Friday, March 5, 2010

Limitless Connotation


the Great Eye of Sauron


After reading Lisa Parks’s chapter on “Satellite Panoramas,” which focused heavily on the Hubble Telescope and discourses surrounding it, a class discussion of the text ensued. During this discussion, William Jennings, a classmate of mine, had an excellent point. He said “all satellite images are pure connotation.” Since our class examined Barthes’s “The photographic message,” connotation and denotation have been the subjects of analysis and William had excellently and eloquently brought that knowledge into our discussion of Park’s work. But what Parks’s writing omits is not only images from distant space are subject to these varied connotations, but really any image that appears “alien” to the audience could be subject to a seemingly endless range of connotations personal to that individual.

While discussing Hubble telescope images, Parks claims, “These [satellite] panoramas are not tranquil vistas of outer space; rather, they are contested discursive terrains that are activated as the conventions of astronomical observation, digital imaging, broadcasting, and filmmaking are combined and brought to bear in their production, circulation, and interpretation.” These images are not just merely pictures from space but rather images that spawn various connotations and discourses among humans here on Earth. They are not simple snap shots of the far reaches of space, but an amalgamation of a telescopic image married with media techniques such as digital effects enhancement and broadcasting promotion. What we see through the television are rendered images, prepared for human eyes by scientists, and then re-prepared by television producers and the audience is left to decode and make sense of these images. So much goes into the preparation, for example the enhancing of the thermal part of the images so the human eye can witness gamma ray bursts that customarily we wouldn’t be able to see.

As it is for obscure satellite photos, the same could be asserted for images gathered from the darkest depths of Earth’s oceans or down inside a volcano or the bottom of an ant hill buried in a tropical jungle to even images carefully gathered during a routine colonoscopy. Any one of these images being unfamiliar to a viewer, seeming as alien as the dark reaches of the universe, would then be subjected to the vast associations in that persons mind. Just as the picture included in this blog entry of a ring of cosmic dust around star Fomalhaut can appear to be an image from the film Lord of the Rings. Park’s says “although Hubble images document outer space phenomena they can only be interpreted at all in relation to what we more intimately know, that is histories, societies, and cultures on Earth.”

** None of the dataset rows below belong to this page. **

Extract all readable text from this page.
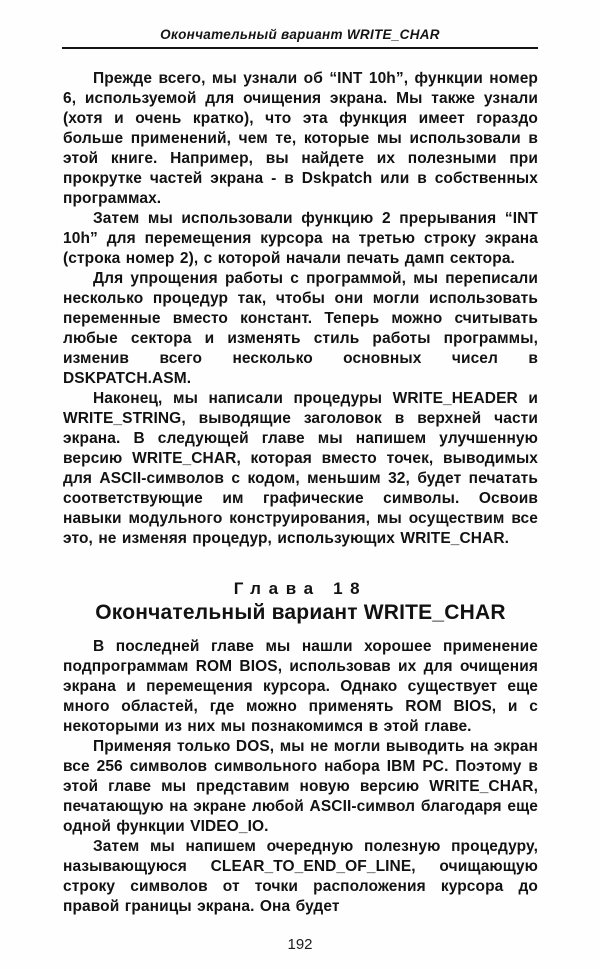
Окончательный вариант WRITE_CHAR

Прежде всего, мы узнали об “INT 10h”, функции номер 6, используемой для очищения экрана. Мы также узнали (хотя и очень кратко), что эта функция имеет гораздо больше применений, чем те, которые мы использовали в этой книге. Например, вы найдете их полезными при прокрутке частей экрана - в Dskpatch или в собственных программах.

Затем мы использовали функцию 2 прерывания “INT 10h” для перемещения курсора на третью строку экрана (строка номер 2), с которой начали печать дамп сектора.

Для упрощения работы с программой, мы переписали несколько процедур так, чтобы они могли использовать переменные вместо констант. Теперь можно считывать любые сектора и изменять стиль работы программы, изменив всего несколько основных чисел в DSKPATCH.ASM.

Наконец, мы написали процедуры WRITE_HEADER и WRITE_STRING, выводящие заголовок в верхней части экрана. В следующей главе мы напишем улучшенную версию WRITE_CHAR, которая вместо точек, выводимых для ASCII-символов с кодом, меньшим 32, будет печатать соответствующие им графические символы. Освоив навыки модульного конструирования, мы осуществим все это, не изменяя процедур, использующих WRITE_CHAR.

Глава 18
Окончательный вариант WRITE_CHAR

В последней главе мы нашли хорошее применение подпрограммам ROM BIOS, использовав их для очищения экрана и перемещения курсора. Однако существует еще много областей, где можно применять ROM BIOS, и с некоторыми из них мы познакомимся в этой главе.

Применяя только DOS, мы не могли выводить на экран все 256 символов символьного набора IBM PC. Поэтому в этой главе мы представим новую версию WRITE_CHAR, печатающую на экране любой ASCII-символ благодаря еще одной функции VIDEO_IO.

Затем мы напишем очередную полезную процедуру, называющуюся CLEAR_TO_END_OF_LINE, очищающую строку символов от точки расположения курсора до правой границы экрана. Она будет

192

What appears to one audience member as a dark corner of space may look like an image of Jesus Christ illuminating from starlight. Occasionally humans can see what they want. Humans insist images of the Virgin Mary have appeared under highway overpasses, clouds, fireworks displays, and in even in grilled cheese sandwiches. Some audience members can look at satellite images and see what might be the beginning of human time, while others look at it and see the end of human time. Amateur speculation could be as endless as the human brain’s capacity for imagination. Some images can appear so foreign to an audience, literally and figuratively, it becomes rather easy to find limitless connotations within them. We see them and make sense of them with our human eyes and in our Earthly mind sets.